Love what I see of HAMRS so far as a noob. Tried to search this question up, both here and the QRZ forum, with no obvious results even though it’d seem somebody must have asked before me.
If I talk to someone for example on 28.3725 - which does happen, not usually at my instigation - I get the red flag “Freq outside ITU range”. And if I leave it and select the band with the pulldown option, I get “Band does not match freq”.
Can I leave these values as they are?
Will the frequency still port out accurately to 4 places for an .adi file if I do?
Is there a common practice in the alternative to, for example, round up as a workaround?
Would QRZ then mismatch the frequency for the QSL if I did?
Not sure if it’ll let you complete the entry if it doesn’t see the frequency as valid. You can try, then create an .adif, then use ADIF Master to open the file and see if it took the frequency. If it didn’t you can change it in ADIF master, then upload to QRZ. I know it seems like a lot of work but if it doesn’t happen too often it shouldn’t be too bad.
Appreciate the advice, went kind of in that direction.
Decided to try it like you described despite the red warnings, and it retained the value below. Maybe it’s analogous to the “callsign not found” warnings - you plug in the odd obscure DX sign anyway, and the record will still generate.

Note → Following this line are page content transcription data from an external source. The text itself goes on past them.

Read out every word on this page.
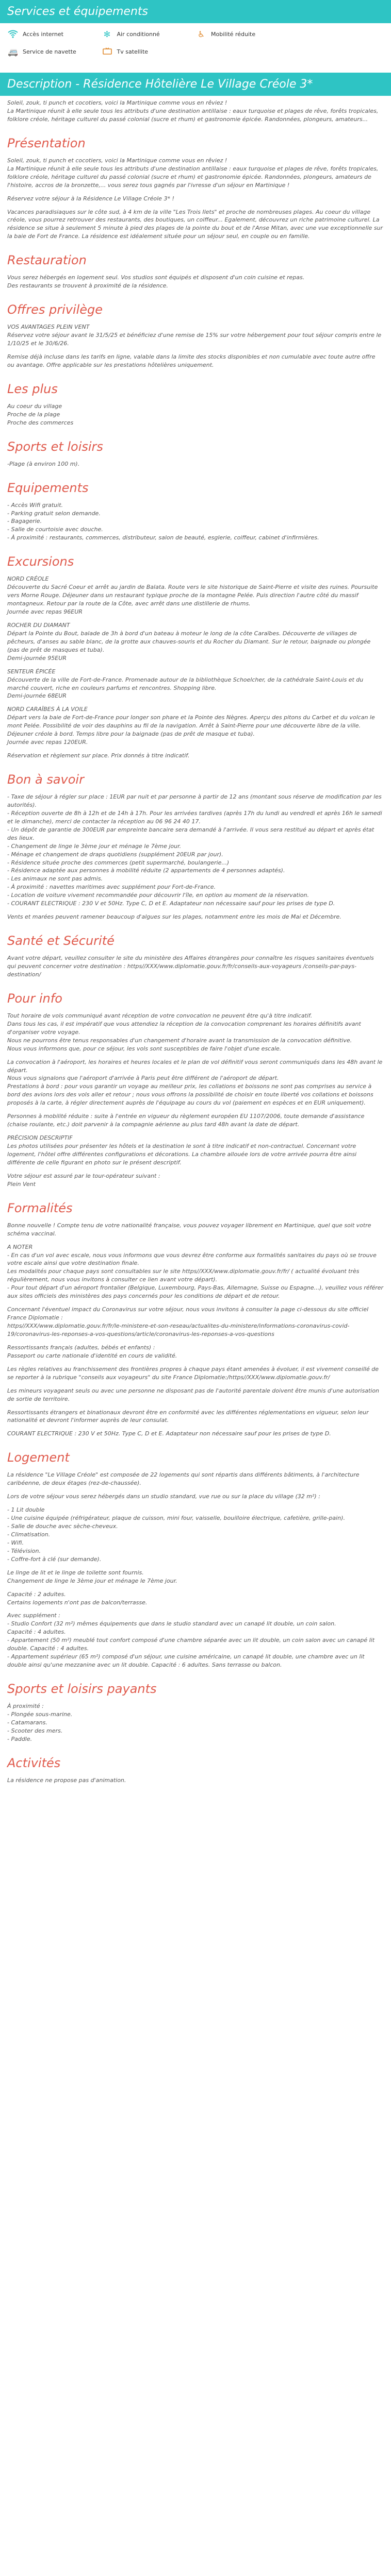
Services et équipements
Accès internet	✻	Air conditionné	♿	Mobilité réduite
🚐 Service de navette	Tv satellite
Description - Résidence Hôtelière Le Village Créole 3*

Soleil, zouk, ti punch et cocotiers, voici la Martinique comme vous en rêviez !
La Martinique réunit à elle seule tous les attributs d'une destination antillaise : eaux turquoise et plages de rêve, forêts tropicales, folklore créole, héritage culturel du passé colonial (sucre et rhum) et gastronomie épicée. Randonnées, plongeurs, amateurs...

Présentation

Soleil, zouk, ti punch et cocotiers, voici la Martinique comme vous en rêviez !
La Martinique réunit à elle seule tous les attributs d'une destination antillaise : eaux turquoise et plages de rêve, forêts tropicales, folklore créole, héritage culturel du passé colonial (sucre et rhum) et gastronomie épicée. Randonnées, plongeurs, amateurs de l'histoire, accros de la bronzette,... vous serez tous gagnés par l'ivresse d'un séjour en Martinique !

Réservez votre séjour à la Résidence Le Village Créole 3* !

Vacances paradisiaques sur le côte sud, à 4 km de la ville "Les Trois Ilets" et proche de nombreuses plages. Au coeur du village créole, vous pourrez retrouver des restaurants, des boutiques, un coiffeur... Egalement, découvrez un riche patrimoine culturel. La résidence se situe à seulement 5 minute à pied des plages de la pointe du bout et de l'Anse Mitan, avec une vue exceptionnelle sur la baie de Fort de France. La résidence est idéalement située pour un séjour seul, en couple ou en famille.

Restauration

Vous serez hébergés en logement seul. Vos studios sont équipés et disposent d'un coin cuisine et repas.
Des restaurants se trouvent à proximité de la résidence.

Offres privilège

VOS AVANTAGES PLEIN VENT
Réservez votre séjour avant le 31/5/25 et bénéficiez d'une remise de 15% sur votre hébergement pour tout séjour compris entre le 1/10/25 et le 30/6/26.

Remise déjà incluse dans les tarifs en ligne, valable dans la limite des stocks disponibles et non cumulable avec toute autre offre ou avantage. Offre applicable sur les prestations hôtelières uniquement.

Les plus

Au coeur du village
Proche de la plage
Proche des commerces

Sports et loisirs

-Plage (à environ 100 m).

Equipements

- Accès Wifi gratuit.
- Parking gratuit selon demande.
- Bagagerie.
- Salle de courtoisie avec douche.
- À proximité : restaurants, commerces, distributeur, salon de beauté, esglerie, coiffeur, cabinet d'infirmières.

Excursions

NORD CRÉOLE
Découverte du Sacré Coeur et arrêt au jardin de Balata. Route vers le site historique de Saint-Pierre et visite des ruines. Poursuite vers Morne Rouge. Déjeuner dans un restaurant typique proche de la montagne Pelée. Puis direction l'autre côté du massif montagneux. Retour par la route de la Côte, avec arrêt dans une distillerie de rhums.
Journée avec repas 96EUR

ROCHER DU DIAMANT
Départ la Pointe du Bout, balade de 3h à bord d'un bateau à moteur le long de la côte Caraïbes. Découverte de villages de pêcheurs, d'anses au sable blanc, de la grotte aux chauves-souris et du Rocher du Diamant. Sur le retour, baignade ou plongée (pas de prêt de masques et tuba).
Demi-journée 95EUR

SENTEUR ÉPICÉE
Découverte de la ville de Fort-de-France. Promenade autour de la bibliothèque Schoelcher, de la cathédrale Saint-Louis et du marché couvert, riche en couleurs parfums et rencontres. Shopping libre.
Demi-journée 68EUR

NORD CARAÏBES À LA VOILE
Départ vers la baie de Fort-de-France pour longer son phare et la Pointe des Nègres. Aperçu des pitons du Carbet et du volcan le mont Pelée. Possibilité de voir des dauphins au fil de la navigation. Arrêt à Saint-Pierre pour une découverte libre de la ville. Déjeuner créole à bord. Temps libre pour la baignade (pas de prêt de masque et tuba).
Journée avec repas 120EUR.

Réservation et règlement sur place. Prix donnés à titre indicatif.

Bon à savoir

- Taxe de séjour à régler sur place : 1EUR par nuit et par personne à partir de 12 ans (montant sous réserve de modification par les autorités).
- Réception ouverte de 8h à 12h et de 14h à 17h. Pour les arrivées tardives (après 17h du lundi au vendredi et après 16h le samedi et le dimanche), merci de contacter la réception au 06 96 24 40 17.
- Un dépôt de garantie de 300EUR par empreinte bancaire sera demandé à l'arrivée. Il vous sera restitué au départ et après état des lieux.
- Changement de linge le 3ème jour et ménage le 7ème jour.
- Ménage et changement de draps quotidiens (supplément 20EUR par jour).
- Résidence située proche des commerces (petit supermarché, boulangerie...)
- Résidence adaptée aux personnes à mobilité réduite (2 appartements de 4 personnes adaptés).
- Les animaux ne sont pas admis.
- À proximité : navettes maritimes avec supplément pour Fort-de-France.
- Location de voiture vivement recommandée pour découvrir l'île, en option au moment de la réservation.
- COURANT ELECTRIQUE : 230 V et 50Hz. Type C, D et E. Adaptateur non nécessaire sauf pour les prises de type D.

Vents et marées peuvent ramener beaucoup d'algues sur les plages, notamment entre les mois de Mai et Décembre.

Santé et Sécurité

Avant votre départ, veuillez consulter le site du ministère des Affaires étrangères pour connaître les risques sanitaires éventuels qui peuvent concerner votre destination : https//XXX/www.diplomatie.gouv.fr/fr/conseils-aux-voyageurs /conseils-par-pays-destination/

Pour info

Tout horaire de vols communiqué avant réception de votre convocation ne peuvent être qu'à titre indicatif.
Dans tous les cas, il est impératif que vous attendiez la réception de la convocation comprenant les horaires définitifs avant d'organiser votre voyage.
Nous ne pourrons être tenus responsables d'un changement d'horaire avant la transmission de la convocation définitive.
Nous vous informons que, pour ce séjour, les vols sont susceptibles de faire l'objet d'une escale.

La convocation à l'aéroport, les horaires et heures locales et le plan de vol définitif vous seront communiqués dans les 48h avant le départ.
Nous vous signalons que l'aéroport d'arrivée à Paris peut être différent de l'aéroport de départ.
Prestations à bord : pour vous garantir un voyage au meilleur prix, les collations et boissons ne sont pas comprises au service à bord des avions lors des vols aller et retour ; nous vous offrons la possibilité de choisir en toute liberté vos collations et boissons proposés à la carte, à régler directement auprès de l'équipage au cours du vol (paiement en espèces et en EUR uniquement).

Personnes à mobilité réduite : suite à l'entrée en vigueur du règlement européen EU 1107/2006, toute demande d'assistance (chaise roulante, etc.) doit parvenir à la compagnie aérienne au plus tard 48h avant la date de départ.

PRÉCISION DESCRIPTIF
Les photos utilisées pour présenter les hôtels et la destination le sont à titre indicatif et non-contractuel. Concernant votre logement, l'hôtel offre différentes configurations et décorations. La chambre allouée lors de votre arrivée pourra être ainsi différente de celle figurant en photo sur le présent descriptif.

Votre séjour est assuré par le tour-opérateur suivant :
Plein Vent

Formalités

Bonne nouvelle ! Compte tenu de votre nationalité française, vous pouvez voyager librement en Martinique, quel que soit votre schéma vaccinal.

A NOTER
- En cas d'un vol avec escale, nous vous informons que vous devrez être conforme aux formalités sanitaires du pays où se trouve votre escale ainsi que votre destination finale.
Les modalités pour chaque pays sont consultables sur le site https//XXX/www.diplomatie.gouv.fr/fr/ ( actualité évoluant très régulièrement, nous vous invitons à consulter ce lien avant votre départ).
- Pour tout départ d'un aéroport frontalier (Belgique, Luxembourg, Pays-Bas, Allemagne, Suisse ou Espagne...), veuillez vous référer aux sites officiels des ministères des pays concernés pour les conditions de départ et de retour.

Concernant l'éventuel impact du Coronavirus sur votre séjour, nous vous invitons à consulter la page ci-dessous du site officiel France Diplomatie :
https//XXX/www.diplomatie.gouv.fr/fr/le-ministere-et-son-reseau/actualites-du-ministere/informations-coronavirus-covid-19/coronavirus-les-reponses-a-vos-questions/article/coronavirus-les-reponses-a-vos-questions

Ressortissants français (adultes, bébés et enfants) :
Passeport ou carte nationale d'identité en cours de validité.

Les règles relatives au franchissement des frontières propres à chaque pays étant amenées à évoluer, il est vivement conseillé de se reporter à la rubrique "conseils aux voyageurs" du site France Diplomatie:/https//XXX/www.diplomatie.gouv.fr/

Les mineurs voyageant seuls ou avec une personne ne disposant pas de l'autorité parentale doivent être munis d'une autorisation de sortie de territoire.

Ressortissants étrangers et binationaux devront être en conformité avec les différentes réglementations en vigueur, selon leur nationalité et devront l'informer auprès de leur consulat.

COURANT ELECTRIQUE : 230 V et 50Hz. Type C, D et E. Adaptateur non nécessaire sauf pour les prises de type D.

Logement

La résidence "Le Village Créole" est composée de 22 logements qui sont répartis dans différents bâtiments, à l'architecture caribéenne, de deux étages (rez-de-chaussée).

Lors de votre séjour vous serez hébergés dans un studio standard, vue rue ou sur la place du village (32 m²) :

- 1 Lit double
- Une cuisine équipée (réfrigérateur, plaque de cuisson, mini four, vaisselle, bouilloire électrique, cafetière, grille-pain).
- Salle de douche avec sèche-cheveux.
- Climatisation.
- Wifi.
- Télévision.
- Coffre-fort à clé (sur demande).

Le linge de lit et le linge de toilette sont fournis.
Changement de linge le 3ème jour et ménage le 7ème jour.

Capacité : 2 adultes.
Certains logements n'ont pas de balcon/terrasse.

Avec supplément :
- Studio Confort (32 m²) mêmes équipements que dans le studio standard avec un canapé lit double, un coin salon.
Capacité : 4 adultes.
- Appartement (50 m²) meublé tout confort composé d'une chambre séparée avec un lit double, un coin salon avec un canapé lit double. Capacité : 4 adultes.
- Appartement supérieur (65 m²) composé d'un séjour, une cuisine américaine, un canapé lit double, une chambre avec un lit double ainsi qu'une mezzanine avec un lit double. Capacité : 6 adultes. Sans terrasse ou balcon.

Sports et loisirs payants

À proximité :
- Plongée sous-marine.
- Catamarans.
- Scooter des mers.
- Paddle.

Activités

La résidence ne propose pas d'animation.
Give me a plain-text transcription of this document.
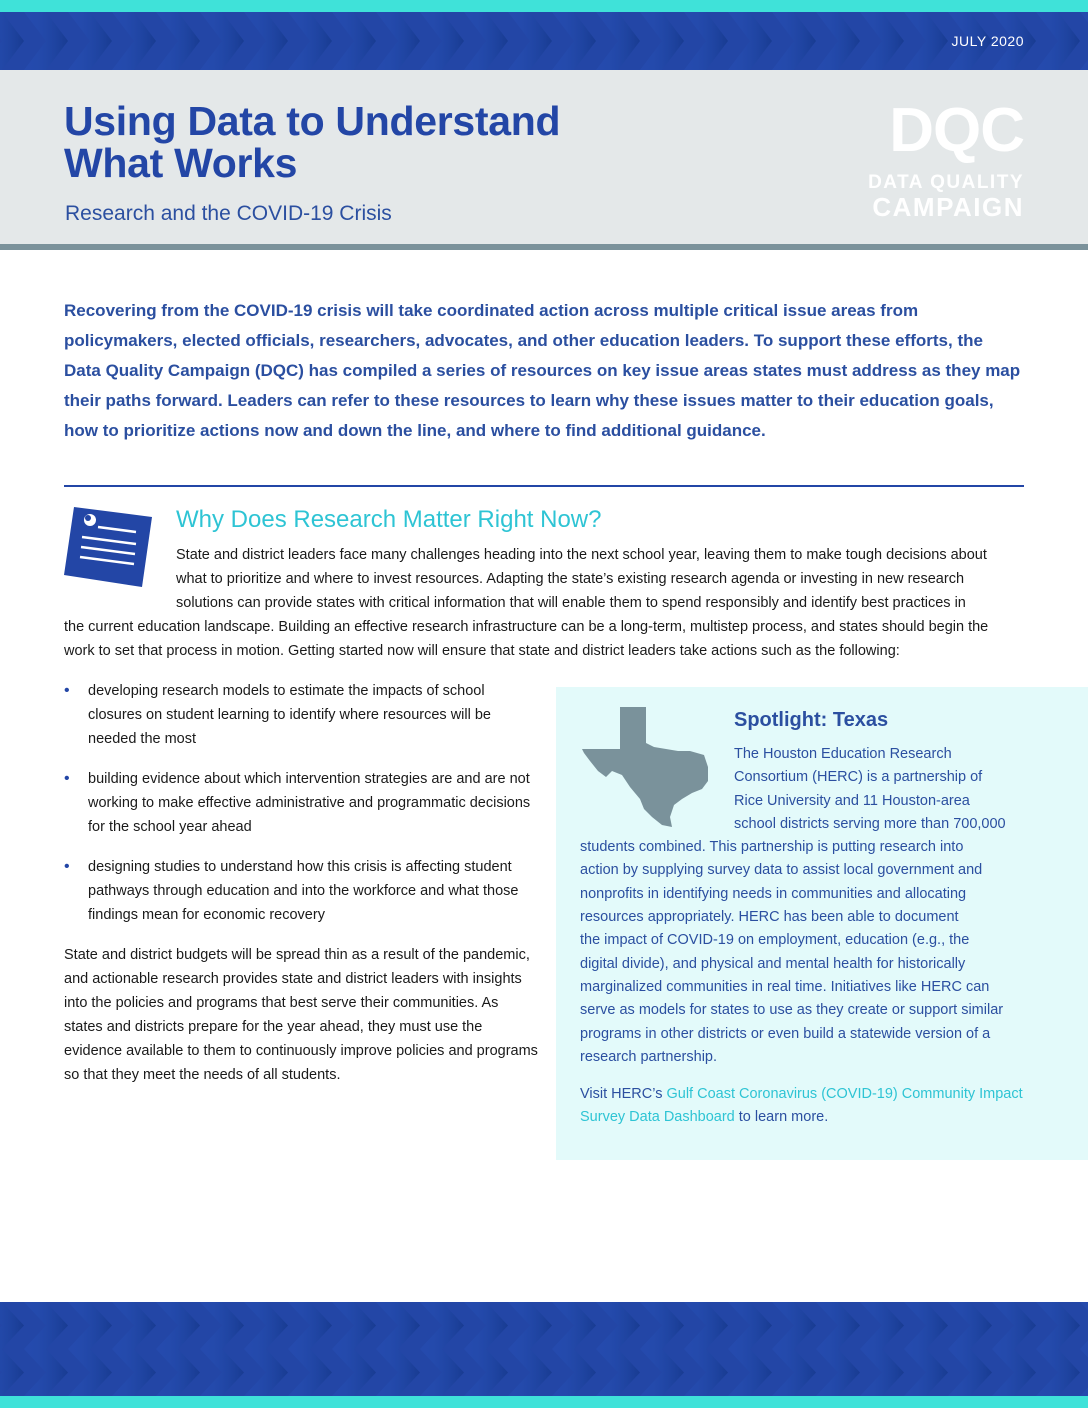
JULY 2020
Using Data to Understand
What Works
Research and the COVID-19 Crisis
DQC
DATA QUALITY
CAMPAIGN

Recovering from the COVID-19 crisis will take coordinated action across multiple critical issue areas from policymakers, elected officials, researchers, advocates, and other education leaders. To support these efforts, the Data Quality Campaign (DQC) has compiled a series of resources on key issue areas states must address as they map their paths forward. Leaders can refer to these resources to learn why these issues matter to their education goals, how to prioritize actions now and down the line, and where to find additional guidance.

Why Does Research Matter Right Now?
State and district leaders face many challenges heading into the next school year, leaving them to make tough decisions about
what to prioritize and where to invest resources. Adapting the state’s existing research agenda or investing in new research
solutions can provide states with critical information that will enable them to spend responsibly and identify best practices in
the current education landscape. Building an effective research infrastructure can be a long-term, multistep process, and states should begin the
work to set that process in motion. Getting started now will ensure that state and district leaders take actions such as the following:
• developing research models to estimate the impacts of school closures on student learning to identify where resources will be needed the most
• building evidence about which intervention strategies are and are not working to make effective administrative and programmatic decisions for the school year ahead
• designing studies to understand how this crisis is affecting student pathways through education and into the workforce and what those findings mean for economic recovery

State and district budgets will be spread thin as a result of the pandemic, and actionable research provides state and district leaders with insights into the policies and programs that best serve their communities. As states and districts prepare for the year ahead, they must use the evidence available to them to continuously improve policies and programs so that they meet the needs of all students.

Spotlight: Texas
The Houston Education Research
Consortium (HERC) is a partnership of
Rice University and 11 Houston-area
school districts serving more than 700,000
students combined. This partnership is putting research into
action by supplying survey data to assist local government and
nonprofits in identifying needs in communities and allocating
resources appropriately. HERC has been able to document
the impact of COVID-19 on employment, education (e.g., the
digital divide), and physical and mental health for historically
marginalized communities in real time. Initiatives like HERC can
serve as models for states to use as they create or support similar
programs in other districts or even build a statewide version of a
research partnership.

Visit HERC’s Gulf Coast Coronavirus (COVID-19) Community Impact Survey Data Dashboard to learn more.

I had hesitated because a friend had said that ADIF specified field lengths, which I was worried might then be universal, therefore assumed to be 3 decimal places, therefore possibly truncated, but it seems not.
That individual mentioned ADIF Master also, but I opted to test further down the chain by porting the .adi into QRZ anyway and confirming the records appeared. Not only did they, but the new entries included at least one validated 4-decimal record (though the visible part specifies band only, not freq), so apparently the longer field value did not undermine the association to an existing record.
So the answers to my questions it turns out are (1) yes, (2) yes, (3) not needed for ADIFs, and (4) probably not, but not a concern. I mostly wanted HAMRS so I wouldn’t have to double enter for both a Winter Field Day upload and QRZ, though it’d be nice to activate POTA sometime too . Memo to self, make the PayPal donation.
On the plus side, this thread will now hopefully appear in search results for the next person talking to some 7.xxxx with the same concerns that I had
Glad it worked out for you. I’m certainly no expert, but it was the only thing I could come up with.
Also note that QRZ, LoTW, most contests, and presumably other logging systems, do not use the exact frequency to match QSOs. Most use the band instead. So you don’t really need to log to fractions of a kHz.
Interesting. I may still keep noting it for accuracy of record for my own purposes, but good to know it won’t have negative effects.
Out or curiosity, I just used Notepad to open the adi file, and the relevant field for the frequency read “<freq:7>28.3725” - but another with one less decimal read with an extra zero at the end as “<freq:7>28.3800” and a third was “<freq:5>7.230”.
The 7 and the 5 are string lengths for the value following, and I at first guessed the .3800 example was either a norm or an effect of the existence of the value with 4 decimals instead of 3 - but the existence of the third example suggests maybe not, it looks like it’s described case by case, depending on the length for any individual record.
Well, we can be confident it’s resilient anyway.